03/11/2005
Caffeine therapy in preterm infants: old questions, new answers
An international placebo controlled CAP trial will give new insights into long-term efficacy and safety of methilxantine treatment in premature children.

Very preterm infants are still considered at high risk of disability development. Recent studies show that, among premature infants, 20% had major disabilities at the age of 5 years and that only 20% was free of disability 6 years after birth. Moreover, preterm children have a greater occurrence of attention deficit, hyperactivity disorder and other abnormal behaviours. These findings suggest that the medical treatment in preterm infants could still be improved, not only by developing new drugs but also by rigorously evaluating common therapies for long-term efficacy and safety.
For instance, methilxantines (such as caffeine, the methilxantine of choice) have been prescribed for 35 years to reduce frequency of apnea. At present, they are one of the most prescribed drugs in neonatal medicine for the treatment of apnea and for the reduction of the needed mechanical ventilation in preterm infants. But treatment with these drugs still needs a deeper insight for long-term efficacy and safety. In fact, methilxantines are non-specific inhibitors of two of the four known adenosine receptors causing negative effects on growth and on brain development. Moreover, experimental findings in animal models demonstrate that methilxantine therapy alters permanently the expression of adenosine receptors in the brain, thus determining behavioural problems. Therefore, a long-term and rigorous study on these questions is necessary.

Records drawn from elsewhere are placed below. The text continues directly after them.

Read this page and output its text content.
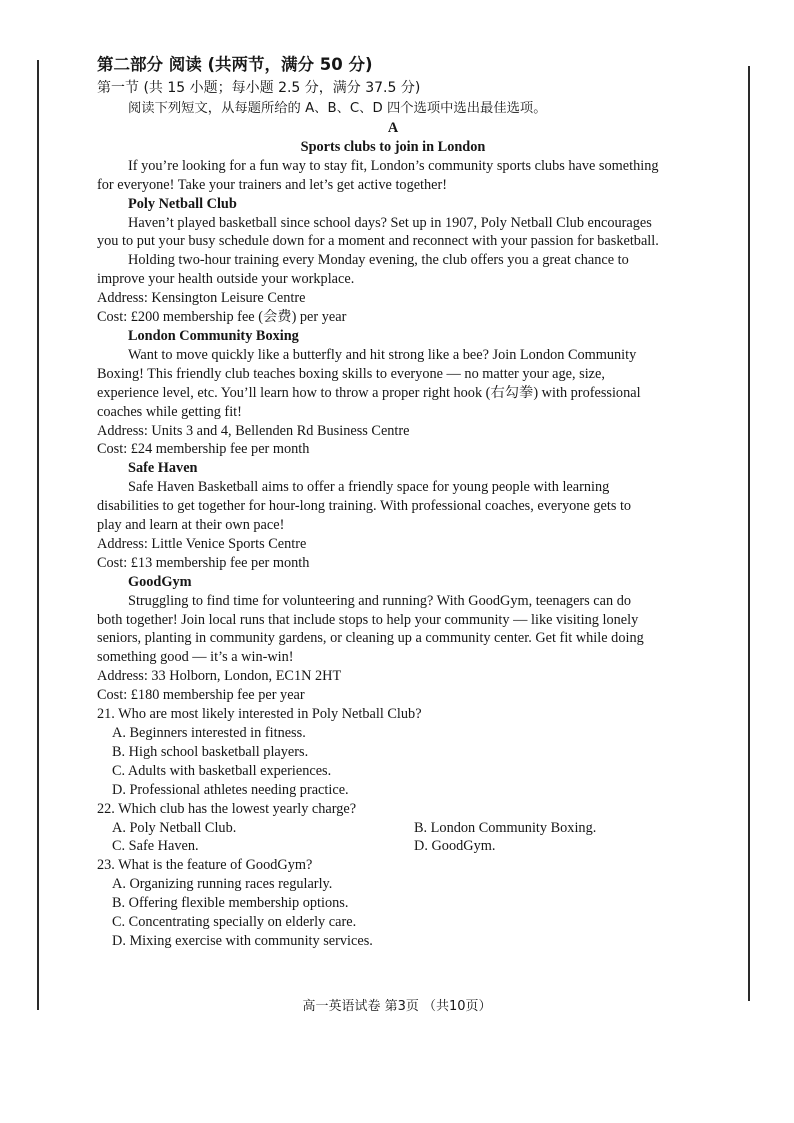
第二部分 阅读 (共两节，满分 50 分)

第一节 (共 15 小题；每小题 2.5 分，满分 37.5 分)

阅读下列短文，从每题所给的 A、B、C、D 四个选项中选出最佳选项。

A

Sports clubs to join in London

If you’re looking for a fun way to stay fit, London’s community sports clubs have something

for everyone! Take your trainers and let’s get active together!

Poly Netball Club

Haven’t played basketball since school days? Set up in 1907, Poly Netball Club encourages

you to put your busy schedule down for a moment and reconnect with your passion for basketball.

Holding two-hour training every Monday evening, the club offers you a great chance to

improve your health outside your workplace.

Address: Kensington Leisure Centre

Cost: £200 membership fee (会费) per year

London Community Boxing

Want to move quickly like a butterfly and hit strong like a bee? Join London Community

Boxing! This friendly club teaches boxing skills to everyone — no matter your age, size,

experience level, etc. You’ll learn how to throw a proper right hook (右勾拳) with professional

coaches while getting fit!

Address: Units 3 and 4, Bellenden Rd Business Centre

Cost: £24 membership fee per month

Safe Haven

Safe Haven Basketball aims to offer a friendly space for young people with learning

disabilities to get together for hour-long training. With professional coaches, everyone gets to

play and learn at their own pace!

Address: Little Venice Sports Centre

Cost: £13 membership fee per month

GoodGym

Struggling to find time for volunteering and running? With GoodGym, teenagers can do

both together! Join local runs that include stops to help your community — like visiting lonely

seniors, planting in community gardens, or cleaning up a community center. Get fit while doing

something good — it’s a win-win!

Address: 33 Holborn, London, EC1N 2HT

Cost: £180 membership fee per year

21. Who are most likely interested in Poly Netball Club?

A. Beginners interested in fitness.

B. High school basketball players.

C. Adults with basketball experiences.

D. Professional athletes needing practice.

22. Which club has the lowest yearly charge?

A. Poly Netball Club.	B. London Community Boxing.
C. Safe Haven.	D. GoodGym.

23. What is the feature of GoodGym?

A. Organizing running races regularly.

B. Offering flexible membership options.

C. Concentrating specially on elderly care.

D. Mixing exercise with community services.

高一英语试卷 第3页 （共10页）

The international Caffeine for Apnea of Prematurity (CAP) trial may shed some light on this debate. In this trial, over 2,000 infants from North America, Europe and Australia, with birth weights 500–1,250 g have been randomised to caffeine or placebo to examine the long-term efficacy and safety of methilxantine therapy for the management of apnea. The randomisation was finished in 2004 and the follow-up will last 5 years. The primary outcome is survival to 18 months without neurodevelopmental disability. At this time, it is determined if the child died or survived with cerebral palsy, cognitive deficit, bilateral blindness and severe hearing loss. However, several long-term consequences of methilxantine therapy may not become evident until pre-school age. The follow-up has thus been extended to 5 years. The main outcome at this time will be a composite of death or survival with severe disability in at least one of six domains, namely cognition, neuromotor function, vision, hearing, behaviour, and general health. Severe disability has been defined as the need for constant supervision because of a particular deficit. The results of CAP trial will probably answer to some of the many questions still surrounding long-term efficacy and safety of methilxantine therapy in preterm infants. After this trial, caffeine will become one of the deepest-evaluated neonatal therapies.